- Born: 21 November 1811 Herzberg am Harz
- Died: 21 May 1883 (aged 71) Herzberg am Harz
- Scientific career
- Fields: Botany; Zoology;

= Ludwig Preiss =

German-born British botanist (1811–1883)

Johann August Ludwig Preiss (21 November 1811 – 21 May 1883) was a German-born British botanist and zoologist.

==Early life==
Preiss was born in Herzberg am Harz. He obtained a doctorate, probably at Hamburg, then emigrated to Western Australia.

==Australia==
Preiss was one of a number of influential German-speaking residents such as Ludwig Becker, Hermann Beckler, William Blandowski, Amalie Dietrich, Wilhelm Haacke, Diedrich Henne, Gerard Krefft, Johann Luehmann, Johann Menge, Carl Mücke (a.k.a. Muecke), Carl Ludwig Christian Rümker (a.k.a. Ruemker), Moritz Richard Schomburgk, Richard Wolfgang Semon, Karl Theodor Staiger, George Ulrich, Eugene von Guérard, Robert von Lendenfeld, Ferdinand von Mueller, Georg von Neumayer, and Carl Wilhelmi who brought their "epistemic traditions" to Australia, and not only became "deeply entangled with the Australian colonial project", but also were "intricately involved in imagining, knowing and shaping colonial Australia" (Barrett, et al., 2018, p.2).
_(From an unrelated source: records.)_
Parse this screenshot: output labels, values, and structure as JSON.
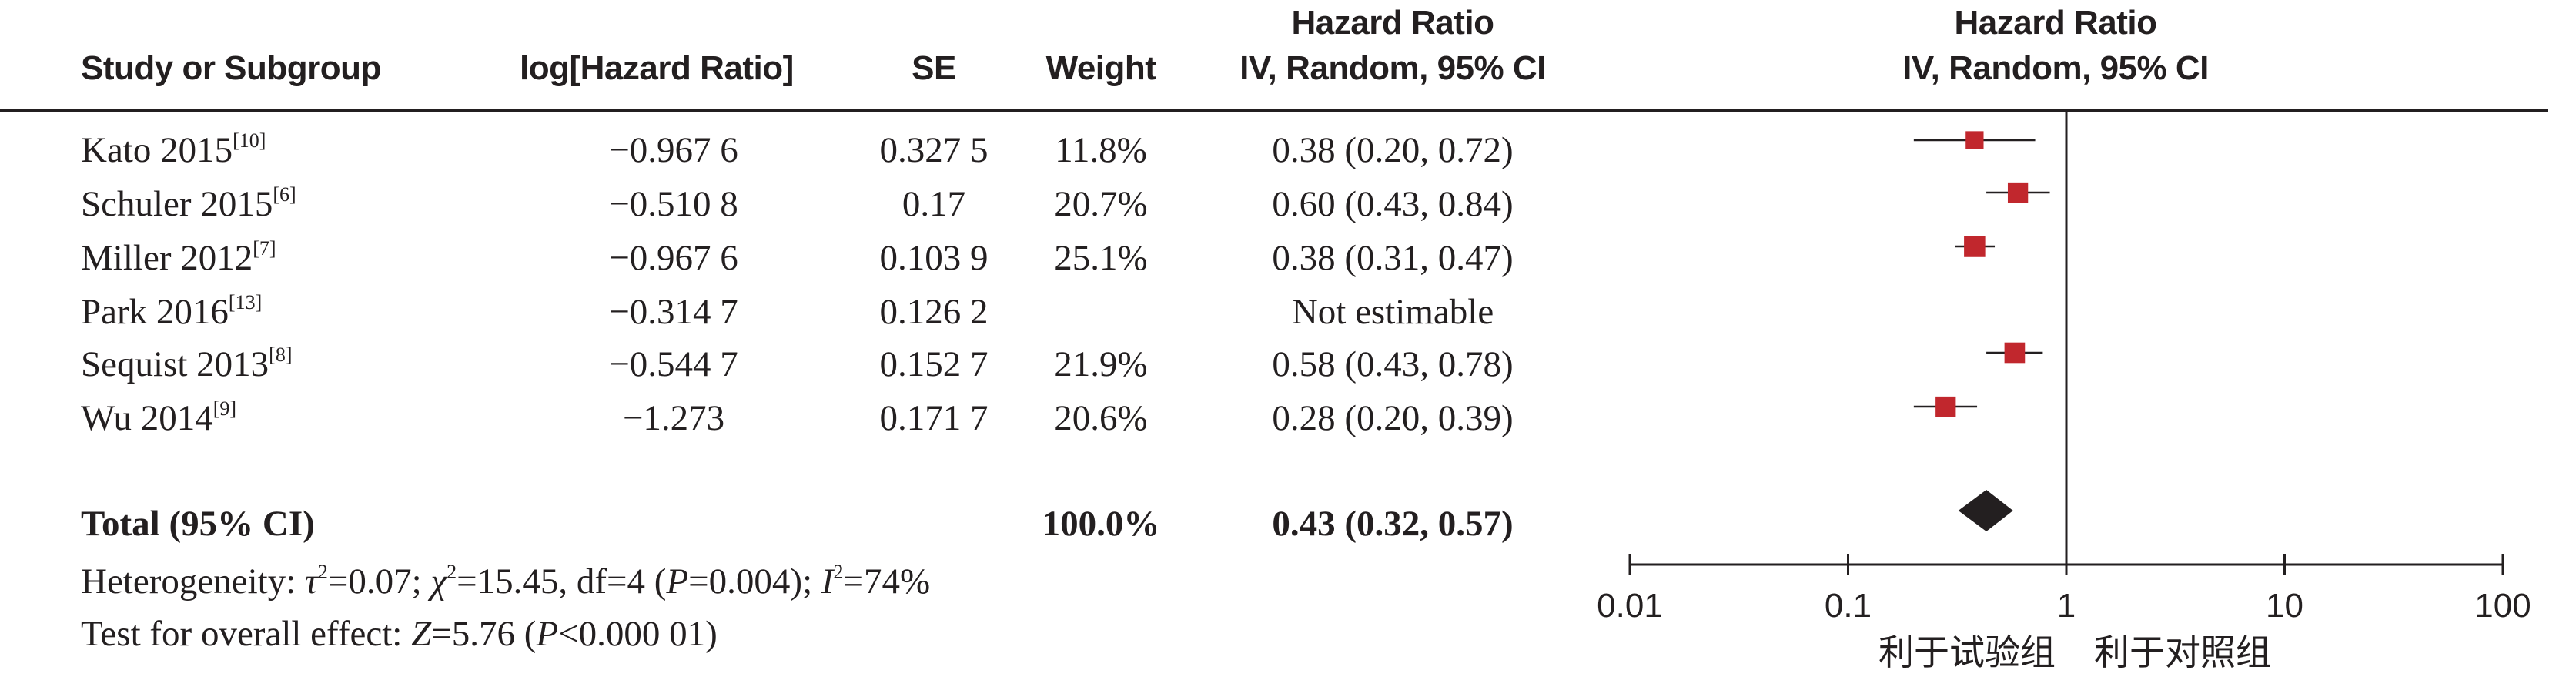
{
  "headers": {
    "study": "Study or Subgroup",
    "log_hr": "log[Hazard Ratio]",
    "se": "SE",
    "weight": "Weight",
    "hr_line1": "Hazard Ratio",
    "hr_line2": "IV, Random, 95% CI",
    "plot_line1": "Hazard Ratio",
    "plot_line2": "IV, Random, 95% CI"
  },
  "studies": [
    {
      "name": "Kato 2015",
      "ref": "[10]",
      "log_hr": "−0.967 6",
      "se": "0.327 5",
      "weight": "11.8%",
      "ci_text": "0.38 (0.20, 0.72)"
    },
    {
      "name": "Schuler 2015",
      "ref": "[6]",
      "log_hr": "−0.510 8",
      "se": "0.17",
      "weight": "20.7%",
      "ci_text": "0.60 (0.43, 0.84)"
    },
    {
      "name": "Miller 2012",
      "ref": "[7]",
      "log_hr": "−0.967 6",
      "se": "0.103 9",
      "weight": "25.1%",
      "ci_text": "0.38 (0.31, 0.47)"
    },
    {
      "name": "Park  2016",
      "ref": "[13]",
      "log_hr": "−0.314 7",
      "se": "0.126 2",
      "weight": "",
      "ci_text": "Not estimable"
    },
    {
      "name": "Sequist 2013",
      "ref": "[8]",
      "log_hr": "−0.544 7",
      "se": "0.152 7",
      "weight": "21.9%",
      "ci_text": "0.58 (0.43, 0.78)"
    },
    {
      "name": "Wu 2014",
      "ref": "[9]",
      "log_hr": "−1.273",
      "se": "0.171 7",
      "weight": "20.6%",
      "ci_text": "0.28 (0.20, 0.39)"
    }
  ],
  "total": {
    "label": "Total (95% CI)",
    "weight": "100.0%",
    "ci_text": "0.43 (0.32, 0.57)"
  },
  "heterogeneity": {
    "prefix": "Heterogeneity: ",
    "tau_sym": "τ",
    "tau_val": "=0.07; ",
    "chi_sym": "χ",
    "chi_val": "=15.45, df=4 (",
    "p_sym": "P",
    "p_val": "=0.004); ",
    "i_sym": "I",
    "i_val": "=74%"
  },
  "overall": {
    "prefix": "Test for overall effect: ",
    "z_sym": "Z",
    "z_val": "=5.76 (",
    "p_sym": "P",
    "p_val": "<0.000 01)"
  },
  "favours": {
    "left": "利于试验组",
    "right": "利于对照组"
  },
  "colors": {
    "marker": "#c1272d",
    "diamond": "#231f20",
    "line": "#231f20"
  },
  "chart_data": {
    "type": "forest",
    "scale": "log",
    "xlim": [
      0.01,
      100
    ],
    "ticks": [
      {
        "value": 0.01,
        "label": "0.01"
      },
      {
        "value": 0.1,
        "label": "0.1"
      },
      {
        "value": 1,
        "label": "1"
      },
      {
        "value": 10,
        "label": "10"
      },
      {
        "value": 100,
        "label": "100"
      }
    ],
    "null_value": 1,
    "points": [
      {
        "study": "Kato 2015",
        "hr": 0.38,
        "lower": 0.2,
        "upper": 0.72,
        "weight": 11.8
      },
      {
        "study": "Schuler 2015",
        "hr": 0.6,
        "lower": 0.43,
        "upper": 0.84,
        "weight": 20.7
      },
      {
        "study": "Miller 2012",
        "hr": 0.38,
        "lower": 0.31,
        "upper": 0.47,
        "weight": 25.1
      },
      {
        "study": "Park  2016",
        "hr": null,
        "lower": null,
        "upper": null,
        "weight": null
      },
      {
        "study": "Sequist 2013",
        "hr": 0.58,
        "lower": 0.43,
        "upper": 0.78,
        "weight": 21.9
      },
      {
        "study": "Wu 2014",
        "hr": 0.28,
        "lower": 0.2,
        "upper": 0.39,
        "weight": 20.6
      }
    ],
    "pooled": {
      "hr": 0.43,
      "lower": 0.32,
      "upper": 0.57
    }
  }
}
He arrived at the Swan River Colony on board the Britmart on 4 December 1838, remaining there until January 1842; during this time he became a British subject.

===Specimens===
During his time in Western Australia, Preiss collected about 200,000 plant specimens, containing from 3,000 to 4,000 species. His collections, together with those of James Drummond, formed the basis for early study of Western Australian flora. In 1842, he left Western Australia for London, where he broke up and sold his plant collection to recoup his costs. Various botanists published species based on his specimens, and these were later collated by Johann Lehmann to form the multi-volume Plantae Preissianae Sive Enumeratio Plantarum Quas in Australasia Occidentali et Meridionale Occidentali Annis 1838-41 Collegit L, published in Hamburg between 1844 and 1848. Today, over 4,000 of his specimens are cared for at the National Herbarium of Victoria (MEL), Royal Botanic Gardens Victoria, almost 2,000 specimens at Lund University Biological Museum, and other institutions.

The specimens collected by Preiss were not limited to plants: they included birds, reptiles, insects and molluscs. The molluscs were described by Karl Theodor Menke and published in Hanover in 1843 titled Molluscorum Novae Hollandiae Specimen. In October 1839, Preiss tried to sell his collection of bird skins to the colonial government in Perth, but it was declined. Preiss's collection of animals was sold in parts throughout Europe to museums and collectors. The only distinguishable collection of any note, still extant, is in the Municipal Museum of Halberstadt.
The collection of bird skins, representatives of 181 species, was also distributed to various museums; one set that was viewed in 1937 at Hamburg's Zoölogical Museum was lost when the building was destroyed in the subsequent bombing campaigns at the city.

The first specimen of the Western Swamp Tortoise was collected by Preiss in 1839 and sent to the Vienna Museum where it was labelled New Holland, but was not named Pseudemydura umbrina until 1901 by Seibenrock. No further collections of the species were recorded until 1953.

==Germany==
Preiss returned to Herzberg am Harz in 1844 and settled there. He died there on 21 May 1883. It had been on his recommendation that Ferdinand von Mueller moved to Australia in 1847.

==Commemorated==
Preiss is commemorated in the names of about 100 species of flora in Western Australia, including plants in the genera Acacia, Allocasuarina, Eucalyptus, Grevillea, Hakea, Kunzea, Melaleuca, Santalum, Xanthorrhoea and Callitris.